Hypomethylation of retrotransposable elements correlates with genomic instability in non-small cell lung cancer

Abstract

LINE‐1 and Alu elements are non‐LTR retrotransposons, constituting together over 30% of the human genome and they are frequently hypomethylated in human tumors. A relationship between global hypomethylation and genomic instability has been shown, however, there is little evidence to suggest active role for hypomethylation‐mediated reactivation of retroelements in human cancer. In our study, we examined by Pyrosequencing the methylation levels of LINE‐1 and Alu sequences in 48 primary nonsmall cell carcinomas and their paired adjacent tissues. We demonstrate a significant reduction of the methylation levels of both elements (p = 7.7 × 10^−14^ and 9.6 × 10^−7^, respectively).

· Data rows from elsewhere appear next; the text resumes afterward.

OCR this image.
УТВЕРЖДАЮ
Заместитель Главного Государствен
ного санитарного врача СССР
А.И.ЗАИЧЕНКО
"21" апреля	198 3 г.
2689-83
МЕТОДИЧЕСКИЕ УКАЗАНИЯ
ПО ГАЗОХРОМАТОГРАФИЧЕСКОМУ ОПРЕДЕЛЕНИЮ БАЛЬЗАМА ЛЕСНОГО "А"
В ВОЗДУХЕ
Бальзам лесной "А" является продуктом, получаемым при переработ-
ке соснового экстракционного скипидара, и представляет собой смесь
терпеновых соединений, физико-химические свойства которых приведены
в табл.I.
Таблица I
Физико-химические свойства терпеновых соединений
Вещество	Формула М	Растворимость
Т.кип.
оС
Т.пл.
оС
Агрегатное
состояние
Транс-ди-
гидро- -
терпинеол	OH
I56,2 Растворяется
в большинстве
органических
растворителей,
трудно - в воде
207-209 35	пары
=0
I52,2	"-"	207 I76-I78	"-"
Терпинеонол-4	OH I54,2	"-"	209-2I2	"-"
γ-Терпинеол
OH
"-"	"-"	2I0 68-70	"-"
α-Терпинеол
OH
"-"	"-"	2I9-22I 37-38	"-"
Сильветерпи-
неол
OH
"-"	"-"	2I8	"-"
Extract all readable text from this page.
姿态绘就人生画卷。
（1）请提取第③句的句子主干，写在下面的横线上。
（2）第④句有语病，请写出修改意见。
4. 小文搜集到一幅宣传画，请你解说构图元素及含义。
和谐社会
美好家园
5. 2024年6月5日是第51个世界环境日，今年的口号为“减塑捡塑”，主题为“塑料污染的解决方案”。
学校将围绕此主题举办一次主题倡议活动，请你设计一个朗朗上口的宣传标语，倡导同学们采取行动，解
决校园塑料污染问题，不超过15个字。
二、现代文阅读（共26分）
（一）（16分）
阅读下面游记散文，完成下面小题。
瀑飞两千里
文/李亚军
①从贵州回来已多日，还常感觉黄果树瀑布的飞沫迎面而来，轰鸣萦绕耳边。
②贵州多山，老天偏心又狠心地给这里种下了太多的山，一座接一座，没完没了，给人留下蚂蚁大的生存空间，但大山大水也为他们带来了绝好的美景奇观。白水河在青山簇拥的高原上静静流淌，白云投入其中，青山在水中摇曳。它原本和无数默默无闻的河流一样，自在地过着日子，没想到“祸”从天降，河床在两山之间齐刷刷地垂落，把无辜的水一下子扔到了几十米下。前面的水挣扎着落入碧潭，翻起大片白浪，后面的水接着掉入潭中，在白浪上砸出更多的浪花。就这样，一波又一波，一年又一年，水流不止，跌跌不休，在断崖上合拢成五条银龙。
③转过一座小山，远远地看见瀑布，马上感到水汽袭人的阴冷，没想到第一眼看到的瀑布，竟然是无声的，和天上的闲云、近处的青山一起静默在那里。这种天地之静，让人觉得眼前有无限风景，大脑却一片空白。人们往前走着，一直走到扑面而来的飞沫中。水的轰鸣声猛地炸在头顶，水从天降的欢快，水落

The methylation indices of the 2 elements correlated (p = 0.006), suggesting a possible common mechanism for their methylation maintenance. Genomic instability was measured utilizing 11 fluorescent microsatellite markers located on lung cancer hot‐spot regions such as 3p, 5q 9p, 13q and 17p. Hypomethylation of both transposable elements was associated with increased genomic instability (LINE, p = 7.1 × 10^−5^; Alu, p = 0.008). The reduction of the methylation index of LINE‐1 and Alu following treatment of 3 lung cell lines with 5‐aza‐2′‐deoxycitidine, consistently resulted in increased expression of both elements. Our study demonstrates the strong link between hypomethylation of transposable elements with genomic instability in non‐small cell lung cancer and provides early evidence for a potential active role of these elements in lung neoplasia. As demethylating agents are now entering lung cancer trials, it is imperative to gain a greater insight into the potential reactivation of silent retrotransposons in order to advance for the clinical utilization of epigenetics in cancer therapy. © 2008 Wiley‐Liss, Inc.